European integration and consensus politics in the Low Countries
Edited by Hans Vollaard, Jan Beyers, Patrick Dumont
To Be Published June 30th 2013 by Routledge – 240 pages
Series: Europe and the Nation State
Much of the empirical research on Europeanization that has mainly focused on the larger member states, and tends to ignore that most Europeans live in small states and that most of the EU member-states are small states.
This book investigates how the Netherlands, Belgium and Luxembourg, respond to European integration and how their response is shaped by the consensual nature of their political institutions. European integration was a politically uncontested issue in the Low Countries, but their harmonious relationship with the EU has changed substantially. In this book, the authors focus not only on Europeanization, but also explore whether and how European integration may gradually undermine the prerequisites of consensus politics in the Low Countries.

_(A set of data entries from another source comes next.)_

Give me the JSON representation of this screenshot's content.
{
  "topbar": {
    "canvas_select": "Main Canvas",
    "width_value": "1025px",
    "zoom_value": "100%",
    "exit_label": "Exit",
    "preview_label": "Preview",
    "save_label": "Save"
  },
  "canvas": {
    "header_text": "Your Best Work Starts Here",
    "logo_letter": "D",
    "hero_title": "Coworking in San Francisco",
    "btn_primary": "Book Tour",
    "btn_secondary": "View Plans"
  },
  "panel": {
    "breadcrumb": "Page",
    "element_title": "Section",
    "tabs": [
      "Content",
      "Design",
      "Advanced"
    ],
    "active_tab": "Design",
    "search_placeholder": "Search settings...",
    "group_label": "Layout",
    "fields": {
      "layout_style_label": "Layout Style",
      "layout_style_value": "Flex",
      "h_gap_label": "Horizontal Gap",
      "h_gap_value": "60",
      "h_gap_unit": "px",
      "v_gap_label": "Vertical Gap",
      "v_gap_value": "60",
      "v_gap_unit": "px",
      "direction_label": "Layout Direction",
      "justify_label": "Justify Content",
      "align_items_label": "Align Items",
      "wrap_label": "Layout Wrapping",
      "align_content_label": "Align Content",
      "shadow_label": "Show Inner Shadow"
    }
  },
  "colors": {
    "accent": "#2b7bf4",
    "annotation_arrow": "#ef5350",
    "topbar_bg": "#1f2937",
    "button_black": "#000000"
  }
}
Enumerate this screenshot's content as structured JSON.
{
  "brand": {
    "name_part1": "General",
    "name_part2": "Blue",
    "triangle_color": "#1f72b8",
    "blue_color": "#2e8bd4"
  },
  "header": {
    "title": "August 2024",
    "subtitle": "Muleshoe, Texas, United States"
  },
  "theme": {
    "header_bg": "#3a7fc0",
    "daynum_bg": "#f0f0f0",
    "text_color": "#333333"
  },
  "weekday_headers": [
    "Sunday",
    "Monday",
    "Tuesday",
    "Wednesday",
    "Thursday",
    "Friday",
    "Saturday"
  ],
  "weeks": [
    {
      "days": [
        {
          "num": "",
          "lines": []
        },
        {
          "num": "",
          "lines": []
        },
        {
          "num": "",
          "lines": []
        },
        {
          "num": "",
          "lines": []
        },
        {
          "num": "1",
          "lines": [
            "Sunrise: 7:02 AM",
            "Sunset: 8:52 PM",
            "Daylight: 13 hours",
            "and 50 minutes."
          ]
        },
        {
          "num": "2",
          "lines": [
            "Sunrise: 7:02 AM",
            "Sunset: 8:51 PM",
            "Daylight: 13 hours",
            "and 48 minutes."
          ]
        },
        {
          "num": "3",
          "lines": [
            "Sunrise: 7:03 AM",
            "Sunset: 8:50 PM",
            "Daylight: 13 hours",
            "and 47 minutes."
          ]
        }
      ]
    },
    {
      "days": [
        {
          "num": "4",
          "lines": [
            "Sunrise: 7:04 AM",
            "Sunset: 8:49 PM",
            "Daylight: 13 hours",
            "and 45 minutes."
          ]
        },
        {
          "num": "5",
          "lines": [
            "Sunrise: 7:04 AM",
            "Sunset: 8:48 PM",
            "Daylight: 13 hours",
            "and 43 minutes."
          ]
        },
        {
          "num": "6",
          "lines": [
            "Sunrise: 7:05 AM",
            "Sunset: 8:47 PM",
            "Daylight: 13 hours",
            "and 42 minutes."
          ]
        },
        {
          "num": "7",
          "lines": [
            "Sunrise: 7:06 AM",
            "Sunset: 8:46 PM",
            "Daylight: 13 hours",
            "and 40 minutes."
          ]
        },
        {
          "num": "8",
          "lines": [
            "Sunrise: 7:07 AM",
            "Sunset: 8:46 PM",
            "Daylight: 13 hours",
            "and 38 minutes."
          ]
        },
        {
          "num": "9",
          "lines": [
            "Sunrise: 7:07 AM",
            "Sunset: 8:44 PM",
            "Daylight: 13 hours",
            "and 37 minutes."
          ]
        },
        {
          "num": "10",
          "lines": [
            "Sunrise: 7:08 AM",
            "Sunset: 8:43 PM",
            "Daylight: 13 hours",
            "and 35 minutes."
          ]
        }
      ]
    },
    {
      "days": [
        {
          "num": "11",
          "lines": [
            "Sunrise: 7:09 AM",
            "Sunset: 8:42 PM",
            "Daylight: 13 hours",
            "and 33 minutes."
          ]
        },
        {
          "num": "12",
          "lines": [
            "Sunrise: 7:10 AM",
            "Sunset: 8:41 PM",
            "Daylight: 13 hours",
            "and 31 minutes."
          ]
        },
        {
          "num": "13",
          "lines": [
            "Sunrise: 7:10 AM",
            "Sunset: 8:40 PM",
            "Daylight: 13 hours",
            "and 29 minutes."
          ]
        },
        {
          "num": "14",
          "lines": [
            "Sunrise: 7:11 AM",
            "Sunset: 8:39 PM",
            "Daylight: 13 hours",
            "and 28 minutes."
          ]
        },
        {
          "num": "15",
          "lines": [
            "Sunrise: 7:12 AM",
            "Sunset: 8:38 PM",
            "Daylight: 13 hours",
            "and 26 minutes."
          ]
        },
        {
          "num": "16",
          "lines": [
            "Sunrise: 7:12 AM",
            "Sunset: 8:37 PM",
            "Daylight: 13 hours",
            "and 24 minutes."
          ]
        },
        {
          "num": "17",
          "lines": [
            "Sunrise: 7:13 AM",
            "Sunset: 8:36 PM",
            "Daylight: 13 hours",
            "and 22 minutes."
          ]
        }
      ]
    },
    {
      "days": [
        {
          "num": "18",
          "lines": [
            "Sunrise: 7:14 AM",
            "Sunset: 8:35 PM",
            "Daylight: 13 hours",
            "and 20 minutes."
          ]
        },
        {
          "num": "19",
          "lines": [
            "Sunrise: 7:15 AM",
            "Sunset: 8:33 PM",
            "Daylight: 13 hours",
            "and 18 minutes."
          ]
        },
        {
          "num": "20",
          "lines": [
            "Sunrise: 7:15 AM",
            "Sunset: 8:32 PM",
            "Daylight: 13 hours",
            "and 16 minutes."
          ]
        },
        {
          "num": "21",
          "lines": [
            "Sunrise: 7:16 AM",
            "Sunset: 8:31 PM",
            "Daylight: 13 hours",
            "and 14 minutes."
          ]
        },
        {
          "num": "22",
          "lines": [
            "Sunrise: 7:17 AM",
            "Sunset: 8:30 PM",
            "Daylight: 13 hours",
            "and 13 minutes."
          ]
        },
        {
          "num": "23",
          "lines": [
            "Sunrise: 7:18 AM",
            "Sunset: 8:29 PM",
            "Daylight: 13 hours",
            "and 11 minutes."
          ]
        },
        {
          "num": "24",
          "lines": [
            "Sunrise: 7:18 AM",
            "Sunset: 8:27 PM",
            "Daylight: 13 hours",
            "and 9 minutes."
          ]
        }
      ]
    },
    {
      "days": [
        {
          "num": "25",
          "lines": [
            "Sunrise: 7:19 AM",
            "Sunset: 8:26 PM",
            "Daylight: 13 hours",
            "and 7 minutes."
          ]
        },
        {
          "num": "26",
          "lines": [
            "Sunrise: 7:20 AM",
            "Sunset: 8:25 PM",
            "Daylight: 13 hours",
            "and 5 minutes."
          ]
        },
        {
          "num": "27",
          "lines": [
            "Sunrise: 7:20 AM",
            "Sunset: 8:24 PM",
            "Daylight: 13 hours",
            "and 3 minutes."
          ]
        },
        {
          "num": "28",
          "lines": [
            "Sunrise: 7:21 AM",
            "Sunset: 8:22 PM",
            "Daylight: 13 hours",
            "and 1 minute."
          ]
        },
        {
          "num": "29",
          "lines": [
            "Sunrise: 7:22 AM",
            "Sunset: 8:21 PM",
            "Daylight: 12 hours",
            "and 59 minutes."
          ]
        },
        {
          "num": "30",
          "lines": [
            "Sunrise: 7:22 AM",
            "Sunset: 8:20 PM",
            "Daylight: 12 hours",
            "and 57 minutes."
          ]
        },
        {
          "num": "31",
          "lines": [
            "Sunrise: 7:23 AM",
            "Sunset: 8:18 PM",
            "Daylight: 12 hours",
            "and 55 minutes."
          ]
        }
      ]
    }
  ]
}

Drawing on consociationalism and Europeanization research they adopt a bottom-up analysis beginning with a set of policy areas, actors and venues and elaborating on how these have developed during the past two decades.
This book will be of interest to students and scholars of European studies, European integration, European law, political science, European political economy and comparative politics.
1. Introduction: Europeanization of consensus politics in the Low Countries Jan Beyers, Hans Vollaard and Patrick Dumont Part 1: Europeanization of consensus politics: institutions and actors 2. Has legislation and parliamentary control become more or less consensual due to European integration? Patrick Dumont and Arco Timmermans 3. What impact does European integration have on the relationship between the executive and the legislature? Patrick Dumont and Arco Timmermans 4. Has inter-party competition and intra-party organization become more or less consensual due to European integration? Benoit Rihoux and Ruud Koole 5. Does European integration foster de-politicization through the courts? Patricia Poppelier and Wim Voermans 6. Does European integration make domestic bureaucratic politics more or less consensual? Caelesta Braun-Poppelaars and Caspar van den Berg 7. Does European integration foster the inclusion of interest groups in decision-making? Markus Haverland and Jan Beyers 8. Does European integration enables or constrains consensual politics in intergovernmental relations between the central state and regions, communities, provinces, and municipalities? Peter Bursens and Arjan Schakel Part 2: Europeanization of consensus politics: key domains 9. Have ratifications of EU Treaties become more or less consensual? Joop van Holsteyn and Philippe Poirier 10. Has the day-to-day coordination of EU policies become more or less consensual? Peter Bursens, Robert Harmsen and Mendeltje van Keulen 11. The political economy of the Low Countries: still the age of neo-corporatism? Barbara Vis and Jaap Woldendorp 12. Have European integration fostered or undermined consensus politics on the issues of migration and integration? Maarten Vink, Saskia Bonjour and Ilke Adam 13. Conclusion Rudy Andeweg
Hans Vollaard is an Assistant Professor at the Institute of Political Science, University of Leiden, the Netherlands.
Jan Beyers is Professor of Political Science and the Director of Antwerp Centre for Institutions and Multilevel Politics at Antwerp University, Belgium. He is also Visiting Research Professor at Agder University (Norway) and Senior Member of the Netherlands Institute of Government (NIG).
Patrick Dumont is a researcher at the Université du Luxembourg, co-founder of the SEDEPE network with Keith Dowding, research associate to the Chair in parliamentary studies of the Luxembourg Chamber of Deputies and member of the Comparative Politics Centre of the Université Catholique de Louvain, Louvain-la-Neuve.